As far as stocking, our apartment maintains tropical temperatures year-round, so we are going with tilapia. I plan to purchase live adults from a local asian grocery until I get a pair that breeds (then we eat the rest and raise the fry). I have bought a couple from them already (for dinner), and one was female, so I am optimistic that they may not be sex-reversed.
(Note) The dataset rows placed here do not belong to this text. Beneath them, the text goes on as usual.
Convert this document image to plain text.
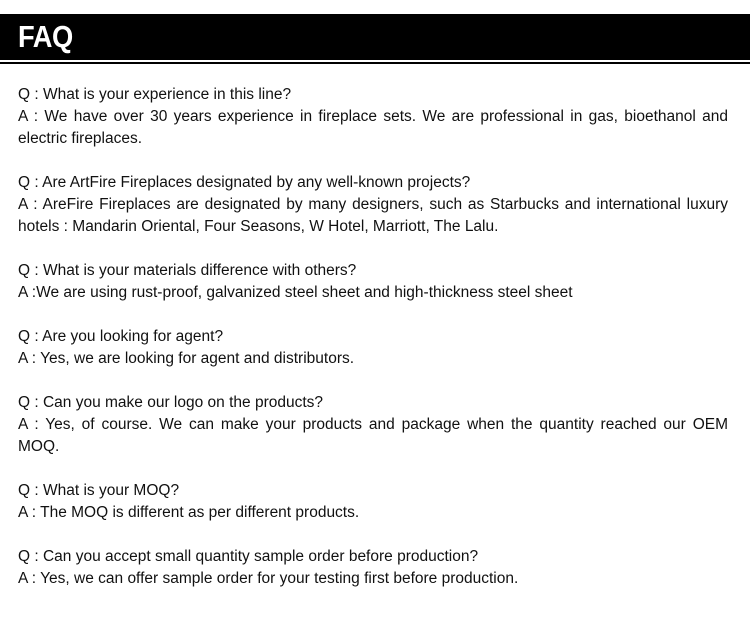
FAQ

Q : What is your experience in this line?

A : We have over 30 years experience in fireplace sets. We are professional in gas, bioethanol and electric fireplaces.

Q : Are ArtFire Fireplaces designated by any well-known projects?

A : AreFire Fireplaces are designated by many designers, such as Starbucks and international luxury hotels : Mandarin Oriental, Four Seasons, W Hotel, Marriott, The Lalu.

Q : What is your materials difference with others?

A :We are using rust-proof, galvanized steel sheet and high-thickness steel sheet

Q : Are you looking for agent?

A : Yes, we are looking for agent and distributors.

Q : Can you make our logo on the products?

A : Yes, of course. We can make your products and package when the quantity reached our OEM MOQ.

Q : What is your MOQ?

A : The MOQ is different as per different products.

Q : Can you accept small quantity sample order before production?

A : Yes, we can offer sample order for your testing first before production.
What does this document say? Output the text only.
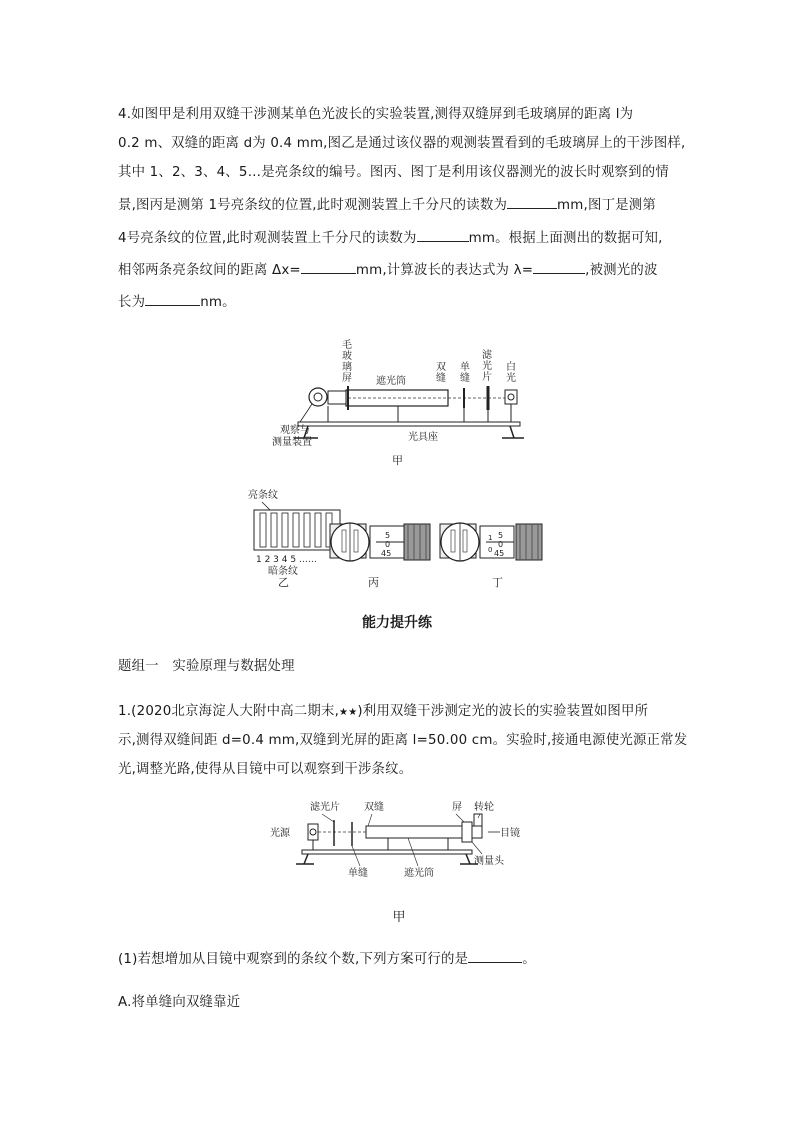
4.如图甲是利用双缝干涉测某单色光波长的实验装置,测得双缝屏到毛玻璃屏的距离 l为
0.2 m、双缝的距离 d为 0.4 mm,图乙是通过该仪器的观测装置看到的毛玻璃屏上的干涉图样,
其中 1、2、3、4、5…是亮条纹的编号。图丙、图丁是利用该仪器测光的波长时观察到的情
景,图丙是测第 1号亮条纹的位置,此时观测装置上千分尺的读数为	mm,图丁是测第
4号亮条纹的位置,此时观测装置上千分尺的读数为	mm。根据上面测出的数据可知,
相邻两条亮条纹间的距离 Δx=	mm,计算波长的表达式为 λ=	,被测光的波
长为	nm。
毛
玻
璃
屏 遮光筒
双
缝
单
缝
滤
光
片
白
光
观察与
测量装置	光具座
甲
亮条纹
1 2 3 4 5 ……
暗条纹
乙
5
0
45
丙
1
0
5
0
45
丁
能力提升练
题组一　实验原理与数据处理
1.(2020北京海淀人大附中高二期末,★★)利用双缝干涉测定光的波长的实验装置如图甲所
示,测得双缝间距 d=0.4 mm,双缝到光屏的距离 l=50.00 cm。实验时,接通电源使光源正常发
光,调整光路,使得从目镜中可以观察到干涉条纹。
滤光片 双缝	屏 转轮
光源	目镜
测量头
单缝	遮光筒
甲
(1)若想增加从目镜中观察到的条纹个数,下列方案可行的是	。
A.将单缝向双缝靠近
I also have a colony of marbled crayfish that I will be moving into the FT, with plenty of caves/tubes to hide in. My hope is that the tilapia will eat the young but not the adults, providing a steady live food source. I saw Chi Ma had done it, and I conveniently happen to have an established colony in a turtle rehab tank (to fatter up the turtles and give them something to hunt). My other aquatic project for the summer is to release the turtles and convert the tank (6' 100g) for my botias, so the marmorkrebs need a place to go... what good fortune!
Other feed for the tilapia will include hornwort, which I have growing in my aquaria to take up nitrates, and kitchen scraps, along with a decent quality dry food.
Questions:
Better ways to plumb the system?
-or-
Choosing the right pumps? and
Good GB overflow designs?
(PS: Thanks for reading all that!)
Comment
hay Ellen, no siphons would not be needed for an indexing valve system. It is run more like a timed flood and drain, just you sequence so not all beds need to flood at once. I can help with pump choices and plumbing and which valve would be appropriate to a particular system of course.
My 300 gallon system has 6, 100 gallon grow beds and only a 300 gallon fish tank and the water level barely fluctuates at all in that system and the pump is on for 9 minutes out of every 10. That system is only running on a 50 watt pump and the gravity modified 1 1/4" 6 way indexing valve. (There are options to plum that valve for 3, 4, 5 or 6 outlets.)
Thanks for the ideas!
David, I thought the affnan's pump was really neat - I like that it has a weep hole that will slowly drain the GB if the timer stops while the bed is partially filled. The problem with relying on random cycling to keep the level up in my fish tank is that I only have 2 grow beds.
TCLynx, I've read about the indexing valves on your site and am in your dealer area (MI). This seems like an ideal solution, especially if I can change the cam in it for more GBs when I get room to expand. I need to read up on their application and requirements (flow, etc), but this looks very promising. I would have to use siphons to drain the GBs on an indexing valve, right?
Yea, ya can't trust mechanical timers to stay in sync or out of sync so if your system doesn't have enough tank to handle flooding all your grow beds at once, you might
1-add a sump tank
2-run some beds constant flood and other just siphons
3-get an indexing valve and repeat cycle timer and one pump big enough to run the indexing valve and then sequentially flood your grow beds.